Solemnity of the Epiphany of the Lord
Ephesians 3.2-3a, 5-6
Most of us are so familiar with the nativity picture as displayed in the crib scenes in our churches and homes that it is easy to miss the specific significance of the various parts that make it up. From the first chapter of the prophet Isaiah we have the ox and the ass – which in their original context offer a challenge to those who fail to recognise the God who is present to them. Luke gives us the stable and also the shepherds, with the Old Testament echoes of David the shepherd king and pointing to Jeremiah and Ezekiel and the promise that God will be the shepherd of God’s people, as well as the actual shepherds themselves who represent Luke’s concern for marginalised people. And then Matthew gives us the star and the magi associated with today’s feast. Once we take account of Matthew’s contribution, we no longer have a domestic, local scene, but we are invited to see the intimate picture of Bethlehem in a far greater frame. The magi are pagans, exotic people from the ends of the earth, they come with lavish gifts having mystical significance, they put the birth in a bigger and global context and their talk of King of the Jews directly points to the role of the newborn.
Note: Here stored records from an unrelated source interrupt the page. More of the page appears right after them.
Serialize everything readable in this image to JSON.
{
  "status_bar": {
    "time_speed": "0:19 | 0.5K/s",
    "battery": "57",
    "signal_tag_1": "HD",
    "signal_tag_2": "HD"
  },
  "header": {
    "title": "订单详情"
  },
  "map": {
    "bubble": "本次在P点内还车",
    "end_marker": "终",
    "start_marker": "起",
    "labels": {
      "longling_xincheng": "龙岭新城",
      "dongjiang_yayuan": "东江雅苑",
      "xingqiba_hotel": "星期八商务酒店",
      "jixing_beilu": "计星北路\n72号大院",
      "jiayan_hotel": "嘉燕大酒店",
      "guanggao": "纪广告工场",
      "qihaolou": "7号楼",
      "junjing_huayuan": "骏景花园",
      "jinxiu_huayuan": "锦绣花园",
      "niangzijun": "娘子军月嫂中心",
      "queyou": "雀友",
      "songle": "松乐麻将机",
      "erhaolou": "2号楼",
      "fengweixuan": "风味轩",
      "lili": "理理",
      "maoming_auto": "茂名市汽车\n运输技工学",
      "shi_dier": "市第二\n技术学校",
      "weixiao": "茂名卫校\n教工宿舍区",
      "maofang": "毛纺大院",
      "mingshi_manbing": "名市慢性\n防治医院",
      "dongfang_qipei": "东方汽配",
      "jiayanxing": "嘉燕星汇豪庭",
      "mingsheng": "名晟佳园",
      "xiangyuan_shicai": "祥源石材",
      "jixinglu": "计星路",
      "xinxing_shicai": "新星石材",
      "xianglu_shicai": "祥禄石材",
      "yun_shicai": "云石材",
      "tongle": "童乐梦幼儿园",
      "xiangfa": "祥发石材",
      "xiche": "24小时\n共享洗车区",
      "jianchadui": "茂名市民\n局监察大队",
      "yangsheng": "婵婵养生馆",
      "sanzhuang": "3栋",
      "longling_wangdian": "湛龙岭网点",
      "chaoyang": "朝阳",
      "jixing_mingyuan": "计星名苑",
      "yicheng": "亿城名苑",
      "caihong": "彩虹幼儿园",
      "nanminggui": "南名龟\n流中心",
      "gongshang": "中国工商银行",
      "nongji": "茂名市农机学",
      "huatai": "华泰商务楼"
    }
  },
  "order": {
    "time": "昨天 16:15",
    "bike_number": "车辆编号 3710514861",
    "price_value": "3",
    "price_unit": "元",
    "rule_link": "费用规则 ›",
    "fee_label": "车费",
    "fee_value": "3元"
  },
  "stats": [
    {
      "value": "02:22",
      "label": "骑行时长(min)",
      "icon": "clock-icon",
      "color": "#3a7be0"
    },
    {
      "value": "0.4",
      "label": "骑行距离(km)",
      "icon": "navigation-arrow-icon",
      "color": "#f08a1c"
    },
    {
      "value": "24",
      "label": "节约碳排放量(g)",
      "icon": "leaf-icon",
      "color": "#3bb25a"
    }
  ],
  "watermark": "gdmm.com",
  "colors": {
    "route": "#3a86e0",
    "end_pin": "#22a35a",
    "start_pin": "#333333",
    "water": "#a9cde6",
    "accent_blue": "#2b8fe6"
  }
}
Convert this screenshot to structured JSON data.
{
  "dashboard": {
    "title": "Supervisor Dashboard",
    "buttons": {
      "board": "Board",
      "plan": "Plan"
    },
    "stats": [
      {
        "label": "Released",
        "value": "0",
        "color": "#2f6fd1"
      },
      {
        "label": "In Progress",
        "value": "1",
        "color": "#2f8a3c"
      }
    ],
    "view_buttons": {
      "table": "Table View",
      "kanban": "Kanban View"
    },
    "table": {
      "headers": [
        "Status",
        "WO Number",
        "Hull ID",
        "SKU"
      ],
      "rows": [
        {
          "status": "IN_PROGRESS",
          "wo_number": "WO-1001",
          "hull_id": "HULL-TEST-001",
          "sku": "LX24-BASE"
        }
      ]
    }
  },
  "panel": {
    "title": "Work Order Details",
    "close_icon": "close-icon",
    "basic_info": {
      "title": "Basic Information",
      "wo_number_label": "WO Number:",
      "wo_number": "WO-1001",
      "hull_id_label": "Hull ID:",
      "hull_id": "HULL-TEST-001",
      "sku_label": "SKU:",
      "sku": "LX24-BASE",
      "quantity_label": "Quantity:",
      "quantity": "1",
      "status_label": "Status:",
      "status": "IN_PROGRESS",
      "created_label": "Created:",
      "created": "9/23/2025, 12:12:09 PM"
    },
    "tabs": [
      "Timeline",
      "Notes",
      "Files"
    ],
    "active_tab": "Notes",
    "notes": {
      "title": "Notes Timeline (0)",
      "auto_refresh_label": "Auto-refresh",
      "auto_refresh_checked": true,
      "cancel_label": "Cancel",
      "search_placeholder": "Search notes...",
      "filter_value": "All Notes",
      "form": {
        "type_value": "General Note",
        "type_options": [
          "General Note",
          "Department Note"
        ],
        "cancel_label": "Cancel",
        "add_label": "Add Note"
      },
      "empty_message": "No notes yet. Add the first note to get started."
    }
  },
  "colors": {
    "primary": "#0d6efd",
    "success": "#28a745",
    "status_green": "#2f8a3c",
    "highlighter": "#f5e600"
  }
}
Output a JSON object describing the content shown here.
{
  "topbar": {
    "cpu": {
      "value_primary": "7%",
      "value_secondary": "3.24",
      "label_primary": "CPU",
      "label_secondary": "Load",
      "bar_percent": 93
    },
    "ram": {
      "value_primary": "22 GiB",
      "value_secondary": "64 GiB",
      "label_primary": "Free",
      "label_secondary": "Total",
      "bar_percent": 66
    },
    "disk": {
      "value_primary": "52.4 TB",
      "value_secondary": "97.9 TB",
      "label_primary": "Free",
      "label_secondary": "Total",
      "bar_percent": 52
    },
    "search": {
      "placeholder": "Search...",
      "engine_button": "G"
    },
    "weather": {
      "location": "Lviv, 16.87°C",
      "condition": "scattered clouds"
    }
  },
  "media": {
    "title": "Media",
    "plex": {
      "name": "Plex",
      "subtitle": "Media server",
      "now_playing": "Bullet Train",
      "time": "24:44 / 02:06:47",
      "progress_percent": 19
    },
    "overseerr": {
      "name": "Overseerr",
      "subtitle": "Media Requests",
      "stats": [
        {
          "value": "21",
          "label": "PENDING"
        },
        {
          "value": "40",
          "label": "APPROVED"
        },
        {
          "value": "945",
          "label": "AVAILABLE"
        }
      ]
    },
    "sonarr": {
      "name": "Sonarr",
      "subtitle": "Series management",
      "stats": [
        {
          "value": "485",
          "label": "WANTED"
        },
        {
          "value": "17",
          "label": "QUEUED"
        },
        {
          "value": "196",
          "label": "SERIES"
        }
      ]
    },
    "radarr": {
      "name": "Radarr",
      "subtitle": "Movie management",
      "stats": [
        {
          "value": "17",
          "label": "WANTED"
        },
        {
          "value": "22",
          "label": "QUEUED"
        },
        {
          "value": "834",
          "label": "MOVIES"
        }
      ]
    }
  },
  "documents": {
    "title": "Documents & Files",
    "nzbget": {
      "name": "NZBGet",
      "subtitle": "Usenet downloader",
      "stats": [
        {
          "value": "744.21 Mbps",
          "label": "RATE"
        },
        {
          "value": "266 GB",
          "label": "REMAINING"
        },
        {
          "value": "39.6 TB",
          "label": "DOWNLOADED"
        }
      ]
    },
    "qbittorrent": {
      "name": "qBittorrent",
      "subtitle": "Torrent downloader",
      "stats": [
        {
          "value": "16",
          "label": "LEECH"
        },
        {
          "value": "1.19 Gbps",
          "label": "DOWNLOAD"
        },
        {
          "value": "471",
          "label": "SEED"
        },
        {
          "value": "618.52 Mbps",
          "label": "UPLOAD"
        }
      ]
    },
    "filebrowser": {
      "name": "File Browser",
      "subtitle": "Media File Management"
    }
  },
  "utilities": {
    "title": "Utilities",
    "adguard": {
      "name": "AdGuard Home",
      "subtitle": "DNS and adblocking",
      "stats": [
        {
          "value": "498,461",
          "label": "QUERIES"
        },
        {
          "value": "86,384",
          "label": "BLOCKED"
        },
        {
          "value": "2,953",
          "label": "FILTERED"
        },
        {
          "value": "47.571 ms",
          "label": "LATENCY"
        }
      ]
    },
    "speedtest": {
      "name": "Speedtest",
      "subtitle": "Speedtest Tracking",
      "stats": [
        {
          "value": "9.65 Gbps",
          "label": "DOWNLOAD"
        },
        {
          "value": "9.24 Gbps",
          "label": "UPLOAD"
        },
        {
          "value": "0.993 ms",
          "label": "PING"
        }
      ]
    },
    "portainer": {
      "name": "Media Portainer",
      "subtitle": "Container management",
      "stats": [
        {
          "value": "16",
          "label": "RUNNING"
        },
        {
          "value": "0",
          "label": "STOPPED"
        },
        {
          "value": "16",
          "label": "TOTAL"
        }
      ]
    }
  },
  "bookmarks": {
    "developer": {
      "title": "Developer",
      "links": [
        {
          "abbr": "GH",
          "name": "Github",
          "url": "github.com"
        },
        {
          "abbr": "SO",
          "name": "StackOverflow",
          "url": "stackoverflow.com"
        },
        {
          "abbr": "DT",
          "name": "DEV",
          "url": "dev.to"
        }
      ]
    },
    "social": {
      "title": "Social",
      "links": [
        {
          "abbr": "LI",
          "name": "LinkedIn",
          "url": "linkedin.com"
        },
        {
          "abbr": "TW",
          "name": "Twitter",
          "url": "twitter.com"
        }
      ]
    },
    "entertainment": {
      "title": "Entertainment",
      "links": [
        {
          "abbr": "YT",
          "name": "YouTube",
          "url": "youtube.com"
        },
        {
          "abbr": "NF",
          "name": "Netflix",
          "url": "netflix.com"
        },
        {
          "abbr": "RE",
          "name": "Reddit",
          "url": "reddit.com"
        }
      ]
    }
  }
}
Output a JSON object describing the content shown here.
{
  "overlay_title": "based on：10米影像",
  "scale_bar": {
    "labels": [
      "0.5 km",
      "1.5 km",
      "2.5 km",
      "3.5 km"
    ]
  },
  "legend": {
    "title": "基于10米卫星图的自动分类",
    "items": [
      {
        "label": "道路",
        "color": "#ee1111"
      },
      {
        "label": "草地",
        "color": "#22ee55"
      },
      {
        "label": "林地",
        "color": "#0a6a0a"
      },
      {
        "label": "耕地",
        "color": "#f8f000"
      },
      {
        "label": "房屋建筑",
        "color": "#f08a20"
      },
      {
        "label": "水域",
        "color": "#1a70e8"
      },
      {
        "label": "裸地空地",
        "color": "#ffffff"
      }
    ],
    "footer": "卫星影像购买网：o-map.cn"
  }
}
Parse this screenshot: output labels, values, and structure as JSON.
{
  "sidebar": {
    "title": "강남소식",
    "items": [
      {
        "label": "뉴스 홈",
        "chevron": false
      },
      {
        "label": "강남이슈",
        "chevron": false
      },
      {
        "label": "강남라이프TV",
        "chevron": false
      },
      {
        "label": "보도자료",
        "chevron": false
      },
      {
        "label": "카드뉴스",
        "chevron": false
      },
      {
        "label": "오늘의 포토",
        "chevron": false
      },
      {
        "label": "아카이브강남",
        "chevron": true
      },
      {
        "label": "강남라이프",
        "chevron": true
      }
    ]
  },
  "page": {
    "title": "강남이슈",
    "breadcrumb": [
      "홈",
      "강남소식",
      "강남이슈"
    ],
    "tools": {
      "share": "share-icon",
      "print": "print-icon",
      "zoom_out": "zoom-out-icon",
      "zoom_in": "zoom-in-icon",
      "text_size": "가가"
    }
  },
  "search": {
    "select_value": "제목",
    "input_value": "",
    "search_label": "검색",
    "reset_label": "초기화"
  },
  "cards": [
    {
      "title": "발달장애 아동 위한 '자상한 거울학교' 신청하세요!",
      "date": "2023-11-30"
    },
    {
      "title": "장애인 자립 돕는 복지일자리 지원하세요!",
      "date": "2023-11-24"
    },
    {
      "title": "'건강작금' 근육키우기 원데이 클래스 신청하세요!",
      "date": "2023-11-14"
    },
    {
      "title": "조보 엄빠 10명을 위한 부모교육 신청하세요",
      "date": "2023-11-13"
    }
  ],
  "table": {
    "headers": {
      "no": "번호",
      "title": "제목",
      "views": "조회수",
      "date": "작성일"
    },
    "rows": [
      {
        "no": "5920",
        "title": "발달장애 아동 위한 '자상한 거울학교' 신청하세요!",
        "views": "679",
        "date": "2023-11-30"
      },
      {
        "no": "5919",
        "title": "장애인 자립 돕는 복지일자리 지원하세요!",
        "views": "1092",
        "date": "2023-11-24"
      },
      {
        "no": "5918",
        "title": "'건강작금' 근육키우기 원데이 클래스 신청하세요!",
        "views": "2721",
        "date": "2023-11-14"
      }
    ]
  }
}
The presence of the star makes the setting even greater, for the cosmos itself acknowledges this birth as unique. Matthew gives us extra dimensions to the nativity story – a global and a cosmological one – and that is what today’s feast invites us to contemplate. The magi are people who have had a revelation – without any previous understanding they recognise who it is they are seeking. The irony is that those who have the long tradition of revelation and understanding – the priests and scribes in Jerusalem – and who know precisely where to look, are content to stay where they are and so miss the greatest event in history!